New devices for the broad screen detection of contaminants or pollutants in a solution or in a gas phase are widely desired for use in evaluation of, e.g., water supplies, hazardous waste sites, and work place environments. Many present forms of such, analyses involve the use of expensive instrumentation. For example, analysis of water supplies for total chlorine content, chlorocarbons, or pesticide residues requires the use of high performance liquid chromatography, mass spectroscopy or UV-VIS spectroscopy. At hazardous waste sites, ground water and surface water are analyzed in a similar fashion. Detection of volatile organic hydrocarbons (VOCS) in soils, on the other hand, involves the head space analysis of the vapor above the soil samples through the use of gas chromatography. Detection of pesticide residues involves mass spectroscopic analysis of chromatographically separated samples.
It is known that metal ions can be detected through a color change brought about by the reaction of the ions with a ligand or chelating agent. Metals can inhibit the activity of enzymes, an aspect that can be used to quantify their concentration. They can also stimulate the activity of enzymes through the release of substrates for the enzyme; this heightened activity can also be: quantified. Such methods are known to be applicable to molecules and ions other than metals.
Immunoassay methods are known to be sensitive in their response to target analytes. Biologically active organisms such as Helicobacter pylori and Streptococcus species can be detected. The antibody-antigen interaction is utilized to produce a detectable event upon exposure of the device to the target analyte. Fluorescent species can be released that can be detected instrumentally; electrochemical means can be used to amplify the signal. Interference patterns can be induced by such reactions through a change in film thickness, which can be quantified.
Many of these analytical methods have been assembled in analytical devices with a multilayer construction that separates an analyte detection from the readout function. There are several strategies in the art of multilayer analytical elements which have been devised for detection of specific molecules, ions, contaminants, or pollutants.
It is well known that metal ions in solution such as ferrous or ferric ions, calcium, lead or zinc can be detected through such a multilayer element. The target analyte reacts with a reagent within one of the layers of the device to produce a colored change that can be quantified calorimetrically. The concentration of the colored species can be assessed visually through a comparison with standards or measured with an instrument in either a transmissive or reflective mode. In the reflective mode, the detection layer resides upon a transparent polymer base but in front of a reflective pigment layer.
The detection of metal ions can be accomplished through a number of variations on this procedure. Ferrous ions can be chelated by reagents within a multilayer element that provides a buffered environment for its migration to a detection layer. The chelating agent may be resident in this detection layer. Similar arrangements are known for the detection of Ca++ in aqueous solutions. Interferences may be removed by the presence of additional reagents such as the addition of calcium chelating reagents to a multilayer analytical element designated for detection of magnesium.
Multilayer analytical elements have been devised for the assay of complex fluids, such as blood. Such elements can be composed to detect glucose, alcohol, cholesterol, or proteins. In the analysis of such complex fluids, separation layers impregnated with separation agents are used to isolate the target analyte from the other components of the blood. Such analyses of biological fluids often rely upon enzymes to produce the color change for detection of the target analyte. The analyte can interfere with a color-producing reaction by the enzyme, or it can induce the enzyme to produce a colored species.
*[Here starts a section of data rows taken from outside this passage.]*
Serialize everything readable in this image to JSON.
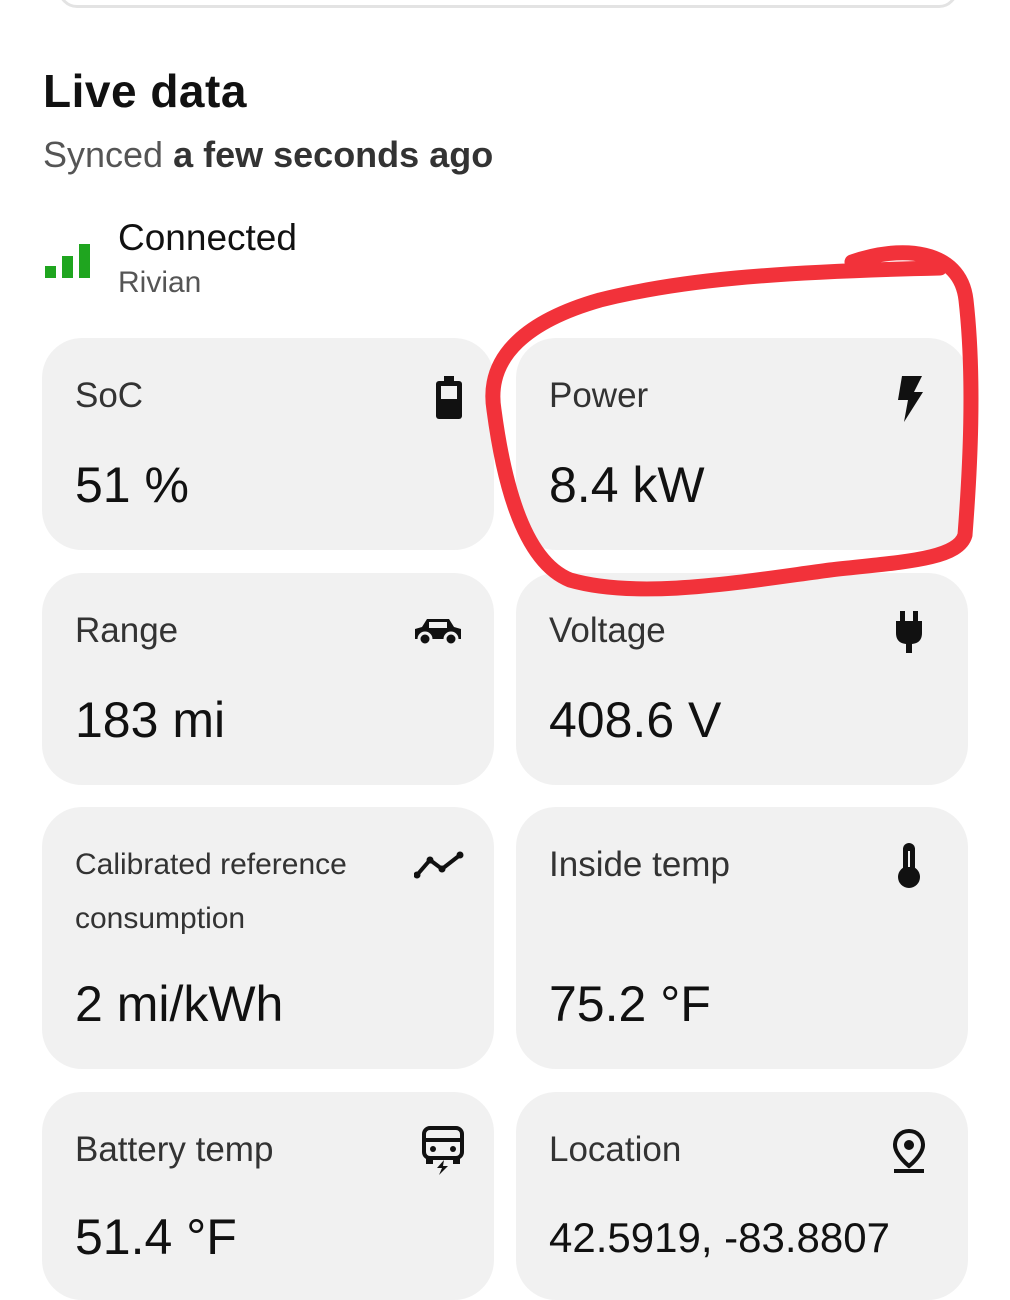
{
  "header": {
    "title": "Live data",
    "synced_prefix": "Synced",
    "synced_time": "a few seconds ago"
  },
  "connection": {
    "status": "Connected",
    "vehicle": "Rivian",
    "signal_icon": "signal-bars-icon",
    "signal_color": "#1fa51f"
  },
  "metrics": [
    {
      "label": "SoC",
      "value": "51 %",
      "icon": "battery-icon"
    },
    {
      "label": "Power",
      "value": "8.4 kW",
      "icon": "lightning-icon"
    },
    {
      "label": "Range",
      "value": "183 mi",
      "icon": "car-icon"
    },
    {
      "label": "Voltage",
      "value": "408.6 V",
      "icon": "plug-icon"
    },
    {
      "label": "Calibrated reference consumption",
      "value": "2 mi/kWh",
      "icon": "trend-line-icon"
    },
    {
      "label": "Inside temp",
      "value": "75.2 °F",
      "icon": "thermometer-icon"
    },
    {
      "label": "Battery temp",
      "value": "51.4 °F",
      "icon": "battery-temp-car-icon"
    },
    {
      "label": "Location",
      "value": "42.5919, -83.8807",
      "icon": "location-pin-icon"
    }
  ],
  "colors": {
    "card_background": "#f1f1f1",
    "highlight_annotation": "#f2323a"
  }
}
Immunoassay methods make use of antibody/antigen binding to effect specific sensitivity in multilayer analytical elements. Enzymes specific to an analyte are synthesized and coated within such a device to bind the target molecule and induce a measurable readout signal through the release of a molecule which can migrate to a registration layer. Usually this is a fluorescent assay that requires a photodetector for interpretation.
In the present invention, a novel means of broad screen detection is described for the presence of target analytes in the vapor phase, in solution, or eluted from a solid. In the invention, the novel application of competitive dye desorption from a solid adsorbent is employed as a method of quantifying the presence of the molecule or target analyte. In the function of an analytical element for implementing the competitive dye desorption method of the invention, dye or dye-precursor molecules adsorbed on the surface of an adsorbent are caused to desorb through the adsorption of the target analyte on the adsorbent. The desorbed dye or precursor is made detectable through sequestering of a radiation detectable species in the device of the invention. Such detection may occur, e.g., through absorption or emission of radiation in regions of the spectrum extending from the ultra-violet through the visible and into the infra-red regions.
In one aspect of the invention, these processes occur within a multi-layer analytical element, in which the functions of the device may be executed by different layers. Such an integral, multi-layer element will include an analyte acquisition layer, which contains the substrate for dye desorption from which dye is desorbed in response to the presence of the analyte within the layer, and an underlayer in which the desorbed dye is sequestered in a detectable manner.